[Gluster-users] Replication not working on server hang

Sat Aug 29 17:40:00 UTC 2009

Hi All,

I'm afraid that I have some more fuel to add to the glusterfs hanging
"fire".

Way back when experimenting with 1.3, I began experiencing hangs.

Then we added the read-ahead Xlator to the server and the hangs
miraculously stopped.
That may well be a coincidence, I don't know, but we never hung while
read-ahead was loaded.

Then came version 2.0 and we hit a bug:

http://bugs.gluster.com/cgi-bin/bugzilla3/show_bug.cgi?id=144

So, we had to take out read-ahead and now we have the hangs again! Doh
& Double Doh!

This has forced me to take glusterfs out of production, and management
is now questioning my decision to utilize it at all (a subscription
won't be purchased anytime soon).

Some points to note:

I'm using ext3, the rest of my set-up is detailed in the above
bugzilla report.

My hangs have often been triggered with a grep -R on the glusterFS
mount (yes, just reading!).

None of my hangs have ever given me a single log entry.

When hung, the server affected cannot be logged into.
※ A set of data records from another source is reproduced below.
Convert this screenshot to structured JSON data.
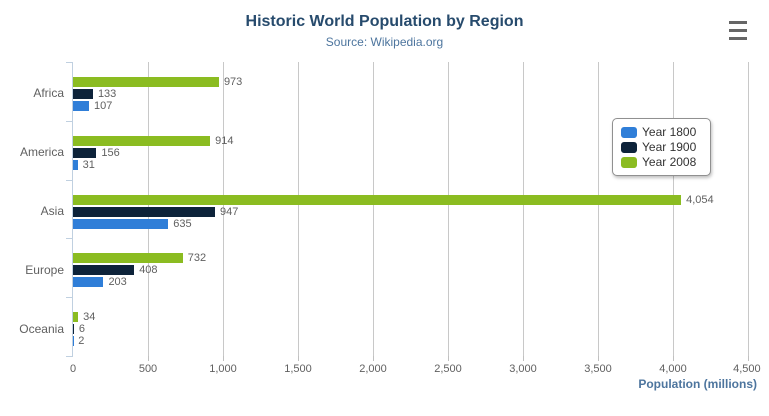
{
  "header": {
    "title": "Historic World Population by Region",
    "subtitle": "Source: Wikipedia.org"
  },
  "chart_data": {
    "type": "bar",
    "orientation": "horizontal",
    "title": "Historic World Population by Region",
    "subtitle": "Source: Wikipedia.org",
    "categories": [
      "Africa",
      "America",
      "Asia",
      "Europe",
      "Oceania"
    ],
    "series": [
      {
        "name": "Year 1800",
        "color": "#2f7ed8",
        "values": [
          107,
          31,
          635,
          203,
          2
        ]
      },
      {
        "name": "Year 1900",
        "color": "#0d233a",
        "values": [
          133,
          156,
          947,
          408,
          6
        ]
      },
      {
        "name": "Year 2008",
        "color": "#8bbc21",
        "values": [
          973,
          914,
          4054,
          732,
          34
        ]
      }
    ],
    "bar_order_top_to_bottom": [
      "Year 2008",
      "Year 1900",
      "Year 1800"
    ],
    "xlabel": "Population (millions)",
    "ylabel": "",
    "xlim": [
      0,
      4500
    ],
    "x_tick_interval": 500,
    "x_tick_labels": [
      "0",
      "500",
      "1,000",
      "1,500",
      "2,000",
      "2,500",
      "3,000",
      "3,500",
      "4,000",
      "4,500"
    ],
    "grid": true,
    "data_labels": true,
    "legend": {
      "position": "right-middle",
      "items": [
        "Year 1800",
        "Year 1900",
        "Year 2008"
      ]
    }
  },
  "styles": {
    "title_color": "#274b6d",
    "subtitle_color": "#4d759e",
    "axis_title_color": "#4d759e",
    "axis_label_color": "#606060",
    "data_label_color": "#606060",
    "grid_color": "#c8c8c8",
    "category_axis_line_color": "#c0d0e0",
    "legend_border_color": "#909090",
    "legend_text_color": "#333333",
    "menu_icon_color": "#666666"
  }
}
Just get the
first line 'Last login:...'

This, and other services I run, seem to indicate that existing
processes that have already open FD's NOT on glusterfs can continue to
execute, but no new FD's can be opened at all, system wide.
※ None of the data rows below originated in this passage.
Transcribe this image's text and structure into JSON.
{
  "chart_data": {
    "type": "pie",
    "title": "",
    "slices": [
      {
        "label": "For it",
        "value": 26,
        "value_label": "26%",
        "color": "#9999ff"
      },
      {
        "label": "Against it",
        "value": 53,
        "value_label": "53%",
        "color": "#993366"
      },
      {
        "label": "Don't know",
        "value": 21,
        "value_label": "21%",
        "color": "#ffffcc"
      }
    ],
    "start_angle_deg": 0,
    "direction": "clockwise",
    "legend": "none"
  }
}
To date there has been a lot of talk about the underlying FS being an
issue in these cases.

I seriously doubt it, & certainly not in the case of ext3.

I agree that the server process shouldn't be able to hang a stable
system, but what about the client?

Could this be the work of GlusterFS/Fuse/Kernel interaction?

Whatever the cause, it is one very large show stopper that we MUST
rectify.

We may well be dealing with several parallel issues.
Finding common factors in our glusterfs instances should help us
narrow down the search.

Regards, Jeff.